Nelly Brewer, a PhD student at Rothamstead Research who studies wheat pathogens, writes about her experiences attending a Society of Biology ‘Policy Lates’ event on dual-use issues for the first time. Her comments include reflections upon the normality of biosafety protocols within her own work, her desire to better understand dual-use issues as well as the bureaucratic pressures on modern scientists.
Each morning, before entering the building where I do much of my research, I step into a shower-like cubicle and am blasted with cold air from all angles. I then sign in, recording the pressure within the building, wash hands, don a lab coat and blue overshoes. I repeat the process backwards on the way out, removing my overshoes before stepping over the threshold and back into the air shower.
To me this is logical – I work with fungal plant pathogens which infect some of our most important crops, so it’s important that I and my colleagues keep the microbes we work with contained, and at the same time prevent other pathogens and insects from contaminating our experiments. What’s been occurring to me recently though, is that our research, the way we conduct it and the measures we take to limit any risks, form part of a wider discussion on biosecurity and dual-use issues in scientific research.
When invited to share my views on dual-use and related issues, something that sprang to mind was that it’s hard to work out what your views are on a subject about which you know relatively little. As an early career scientist working within an infrastructure put in place for me by my superiors, I actually lack full appreciation of how dual-use policy impacts on the research I’m permitted to do, and how I’m permitted to do it.
Some light was shed on the matter recently when I attended a Society of Biology ‘Policy Lates’ event on the subject, hosted by the Society of Biology. Invited speakers and floor contributors included active scientists, policy makers, citizen science project managers and even FBI agents, bouncing around their thoughts on how to guard against misuse of research material and findings, without impeding useful, sometimes essential, research. While the main examples were drawn from the recent debate around research and release of data on respiratory-transmissible H5N1 (bird ‘flu), crop pathogens did get a mention, which brought home the relevance of the debate to my own research career. Indeed, targeting your enemy’s food source is not an unheard-of war tactic, so the misuse of pathogens which infect staple food crops is not an unreasonable concern.

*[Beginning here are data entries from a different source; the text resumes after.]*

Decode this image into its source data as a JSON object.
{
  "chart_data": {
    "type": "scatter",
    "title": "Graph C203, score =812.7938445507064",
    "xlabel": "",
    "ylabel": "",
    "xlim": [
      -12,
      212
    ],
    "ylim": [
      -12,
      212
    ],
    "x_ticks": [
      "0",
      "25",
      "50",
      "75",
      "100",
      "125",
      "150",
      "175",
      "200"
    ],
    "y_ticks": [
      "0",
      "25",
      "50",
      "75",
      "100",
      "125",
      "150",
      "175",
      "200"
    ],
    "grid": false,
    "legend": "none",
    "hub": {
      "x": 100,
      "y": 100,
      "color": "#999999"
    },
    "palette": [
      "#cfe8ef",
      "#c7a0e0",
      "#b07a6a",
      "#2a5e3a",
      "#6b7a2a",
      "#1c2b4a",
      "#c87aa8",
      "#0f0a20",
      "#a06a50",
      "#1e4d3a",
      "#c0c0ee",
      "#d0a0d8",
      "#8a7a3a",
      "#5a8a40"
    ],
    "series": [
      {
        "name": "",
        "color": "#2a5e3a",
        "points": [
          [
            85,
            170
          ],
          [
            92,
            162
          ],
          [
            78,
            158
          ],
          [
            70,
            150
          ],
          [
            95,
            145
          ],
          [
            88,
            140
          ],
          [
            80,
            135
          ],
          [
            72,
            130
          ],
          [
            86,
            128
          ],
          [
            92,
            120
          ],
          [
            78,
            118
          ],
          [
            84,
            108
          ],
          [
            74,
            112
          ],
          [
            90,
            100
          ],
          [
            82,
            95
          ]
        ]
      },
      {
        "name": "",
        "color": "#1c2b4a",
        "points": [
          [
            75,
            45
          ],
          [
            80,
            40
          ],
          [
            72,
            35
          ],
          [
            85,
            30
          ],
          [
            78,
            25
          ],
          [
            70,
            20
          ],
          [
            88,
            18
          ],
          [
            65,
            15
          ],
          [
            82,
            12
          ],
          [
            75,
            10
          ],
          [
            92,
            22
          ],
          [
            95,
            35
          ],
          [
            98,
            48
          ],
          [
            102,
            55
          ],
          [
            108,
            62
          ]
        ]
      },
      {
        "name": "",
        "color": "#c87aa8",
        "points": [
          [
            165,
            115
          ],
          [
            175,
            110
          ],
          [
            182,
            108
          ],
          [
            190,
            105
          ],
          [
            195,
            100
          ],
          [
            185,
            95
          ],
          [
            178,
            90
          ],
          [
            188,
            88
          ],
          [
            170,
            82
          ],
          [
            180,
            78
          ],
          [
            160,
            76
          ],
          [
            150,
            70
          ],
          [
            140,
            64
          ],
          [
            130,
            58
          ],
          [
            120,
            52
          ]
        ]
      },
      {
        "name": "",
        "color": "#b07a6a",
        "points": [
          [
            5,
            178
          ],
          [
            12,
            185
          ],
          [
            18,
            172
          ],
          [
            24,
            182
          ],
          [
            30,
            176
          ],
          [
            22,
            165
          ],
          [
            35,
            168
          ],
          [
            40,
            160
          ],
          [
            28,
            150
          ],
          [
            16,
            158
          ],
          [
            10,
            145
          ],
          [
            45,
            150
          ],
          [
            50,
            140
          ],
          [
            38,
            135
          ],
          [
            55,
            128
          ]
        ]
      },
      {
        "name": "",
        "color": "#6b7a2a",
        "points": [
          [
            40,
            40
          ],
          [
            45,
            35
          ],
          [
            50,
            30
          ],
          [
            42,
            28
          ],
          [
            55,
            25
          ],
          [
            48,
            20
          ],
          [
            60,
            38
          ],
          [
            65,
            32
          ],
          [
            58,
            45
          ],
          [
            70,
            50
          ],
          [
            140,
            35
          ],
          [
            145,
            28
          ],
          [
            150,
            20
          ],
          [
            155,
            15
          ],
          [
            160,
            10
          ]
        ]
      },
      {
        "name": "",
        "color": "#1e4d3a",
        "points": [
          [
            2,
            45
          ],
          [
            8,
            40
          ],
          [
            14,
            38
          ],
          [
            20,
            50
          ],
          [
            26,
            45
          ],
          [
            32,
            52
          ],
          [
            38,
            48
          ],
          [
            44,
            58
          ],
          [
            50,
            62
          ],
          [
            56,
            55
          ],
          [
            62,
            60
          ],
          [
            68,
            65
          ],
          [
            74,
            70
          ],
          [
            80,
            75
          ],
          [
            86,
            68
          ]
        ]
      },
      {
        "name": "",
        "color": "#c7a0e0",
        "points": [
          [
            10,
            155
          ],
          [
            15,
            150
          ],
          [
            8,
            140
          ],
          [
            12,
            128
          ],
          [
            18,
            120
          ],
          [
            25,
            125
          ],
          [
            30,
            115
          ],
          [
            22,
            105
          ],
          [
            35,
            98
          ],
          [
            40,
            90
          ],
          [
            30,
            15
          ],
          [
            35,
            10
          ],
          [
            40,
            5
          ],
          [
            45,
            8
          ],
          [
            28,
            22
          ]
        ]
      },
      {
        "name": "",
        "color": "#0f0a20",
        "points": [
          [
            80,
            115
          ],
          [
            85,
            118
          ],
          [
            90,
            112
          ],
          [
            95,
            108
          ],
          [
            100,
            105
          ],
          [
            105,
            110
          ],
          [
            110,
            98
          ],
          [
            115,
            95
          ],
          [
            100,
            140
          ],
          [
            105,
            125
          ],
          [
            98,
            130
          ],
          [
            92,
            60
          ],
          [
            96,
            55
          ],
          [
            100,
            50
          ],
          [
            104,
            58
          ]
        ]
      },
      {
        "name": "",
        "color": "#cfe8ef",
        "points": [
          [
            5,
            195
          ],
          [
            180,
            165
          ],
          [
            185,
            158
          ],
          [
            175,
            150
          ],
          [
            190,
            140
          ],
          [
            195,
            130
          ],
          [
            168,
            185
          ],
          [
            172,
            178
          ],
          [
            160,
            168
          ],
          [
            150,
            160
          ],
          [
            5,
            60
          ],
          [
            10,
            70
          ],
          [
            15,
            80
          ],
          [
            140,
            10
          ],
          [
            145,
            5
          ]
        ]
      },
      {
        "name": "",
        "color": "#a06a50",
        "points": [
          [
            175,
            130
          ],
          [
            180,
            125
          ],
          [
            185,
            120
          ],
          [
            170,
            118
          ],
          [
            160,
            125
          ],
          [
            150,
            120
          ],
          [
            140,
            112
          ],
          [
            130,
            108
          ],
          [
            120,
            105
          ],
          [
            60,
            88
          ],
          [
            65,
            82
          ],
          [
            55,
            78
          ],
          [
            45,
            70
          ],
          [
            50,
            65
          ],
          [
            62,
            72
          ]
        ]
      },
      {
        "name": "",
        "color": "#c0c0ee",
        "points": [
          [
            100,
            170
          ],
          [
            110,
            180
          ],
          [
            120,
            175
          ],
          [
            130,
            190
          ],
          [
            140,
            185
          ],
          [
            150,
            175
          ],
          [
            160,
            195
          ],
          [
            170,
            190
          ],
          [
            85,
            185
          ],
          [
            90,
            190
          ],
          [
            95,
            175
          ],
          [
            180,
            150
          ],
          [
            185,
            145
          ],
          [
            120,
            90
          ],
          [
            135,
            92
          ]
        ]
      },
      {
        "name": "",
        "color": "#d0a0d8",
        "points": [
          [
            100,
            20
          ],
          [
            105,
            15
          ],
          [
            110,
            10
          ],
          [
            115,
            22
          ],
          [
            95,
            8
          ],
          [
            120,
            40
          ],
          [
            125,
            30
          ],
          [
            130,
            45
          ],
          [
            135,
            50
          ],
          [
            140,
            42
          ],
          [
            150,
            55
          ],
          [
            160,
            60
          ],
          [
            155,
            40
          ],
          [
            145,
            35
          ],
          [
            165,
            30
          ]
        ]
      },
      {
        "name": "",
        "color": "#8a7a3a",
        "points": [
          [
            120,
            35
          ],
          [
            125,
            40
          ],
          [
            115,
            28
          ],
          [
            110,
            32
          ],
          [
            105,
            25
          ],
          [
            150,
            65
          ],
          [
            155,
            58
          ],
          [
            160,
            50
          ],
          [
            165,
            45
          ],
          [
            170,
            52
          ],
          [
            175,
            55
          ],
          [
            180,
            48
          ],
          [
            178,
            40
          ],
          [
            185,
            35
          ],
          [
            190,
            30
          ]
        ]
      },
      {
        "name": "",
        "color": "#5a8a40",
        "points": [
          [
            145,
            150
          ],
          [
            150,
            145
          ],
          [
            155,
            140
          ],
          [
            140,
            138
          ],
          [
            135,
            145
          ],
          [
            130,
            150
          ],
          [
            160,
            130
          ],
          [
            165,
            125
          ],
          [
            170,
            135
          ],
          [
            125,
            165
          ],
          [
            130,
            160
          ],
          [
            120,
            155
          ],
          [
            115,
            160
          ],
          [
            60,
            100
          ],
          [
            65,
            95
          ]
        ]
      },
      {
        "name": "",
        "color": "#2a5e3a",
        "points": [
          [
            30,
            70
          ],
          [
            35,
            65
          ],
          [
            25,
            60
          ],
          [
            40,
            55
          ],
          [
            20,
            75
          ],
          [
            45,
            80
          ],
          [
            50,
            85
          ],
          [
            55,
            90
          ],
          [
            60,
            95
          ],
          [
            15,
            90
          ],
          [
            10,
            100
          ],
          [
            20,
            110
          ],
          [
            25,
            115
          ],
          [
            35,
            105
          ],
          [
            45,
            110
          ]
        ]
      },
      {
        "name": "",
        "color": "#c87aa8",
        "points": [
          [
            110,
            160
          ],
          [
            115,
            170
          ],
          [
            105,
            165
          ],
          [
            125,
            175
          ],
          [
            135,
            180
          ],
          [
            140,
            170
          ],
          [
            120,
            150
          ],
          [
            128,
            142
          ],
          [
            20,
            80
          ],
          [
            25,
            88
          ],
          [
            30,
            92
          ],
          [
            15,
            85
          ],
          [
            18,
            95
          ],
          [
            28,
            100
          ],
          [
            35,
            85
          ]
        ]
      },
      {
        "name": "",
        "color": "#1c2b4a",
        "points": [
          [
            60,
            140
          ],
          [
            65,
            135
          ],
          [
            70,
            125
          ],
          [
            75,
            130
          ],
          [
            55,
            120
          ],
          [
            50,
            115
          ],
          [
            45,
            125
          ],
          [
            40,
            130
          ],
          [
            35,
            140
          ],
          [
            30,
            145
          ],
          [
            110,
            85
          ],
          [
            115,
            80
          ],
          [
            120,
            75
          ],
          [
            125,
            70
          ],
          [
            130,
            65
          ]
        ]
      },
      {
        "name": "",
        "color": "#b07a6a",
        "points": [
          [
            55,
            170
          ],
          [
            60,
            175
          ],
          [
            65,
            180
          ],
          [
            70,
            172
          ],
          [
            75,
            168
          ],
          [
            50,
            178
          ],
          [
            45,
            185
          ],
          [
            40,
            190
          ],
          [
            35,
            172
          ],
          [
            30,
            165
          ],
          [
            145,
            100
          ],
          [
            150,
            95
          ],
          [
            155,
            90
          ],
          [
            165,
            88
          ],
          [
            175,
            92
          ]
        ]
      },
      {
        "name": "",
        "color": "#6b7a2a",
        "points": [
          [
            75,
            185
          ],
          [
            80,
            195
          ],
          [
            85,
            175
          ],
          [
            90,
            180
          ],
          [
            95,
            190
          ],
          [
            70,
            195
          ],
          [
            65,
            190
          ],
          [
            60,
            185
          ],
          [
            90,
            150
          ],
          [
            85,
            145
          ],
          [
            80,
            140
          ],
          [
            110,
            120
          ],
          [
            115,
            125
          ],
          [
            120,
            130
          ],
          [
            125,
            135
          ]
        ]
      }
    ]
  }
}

While the debate was thought-provoking and enjoyable, it was also frustratingly superficial. An evening is hardly long enough to even begin to scratch the surface of the issues surrounding dual use policy. Much was made of the importance of allowing bona-fide researchers to do their work unhindered, by both policy makers and scientists. However there were also worrisome examples of perhaps overzealous safeguards, some which prevent researchers obtaining research material such as live pathogens or viral DNA sequences, others which allow only ‘established researchers’ to carry out research with a dual-use aspect. The latter is particularly concerning since it felt at odds with the need for ‘fresh blood’, less established researchers with novel viewpoints, who have undoubtedly driven scientific discovery throughout the millennia. And I wondered, even for established group leaders, how much time was spent on license applications, renewals and justifications for research, which might otherwise have been spent at the lab bench, or even down the pub, inspiring their less established charges.
Much as the Policy Lates debate only scratched the surface, I feel that I, too, am only just beginning to grasp the concept of my research as a dual use risk, and the impact that associated policies will have on me. I suspect, should I continue down my current research track in crop pathology, I might have something more to say.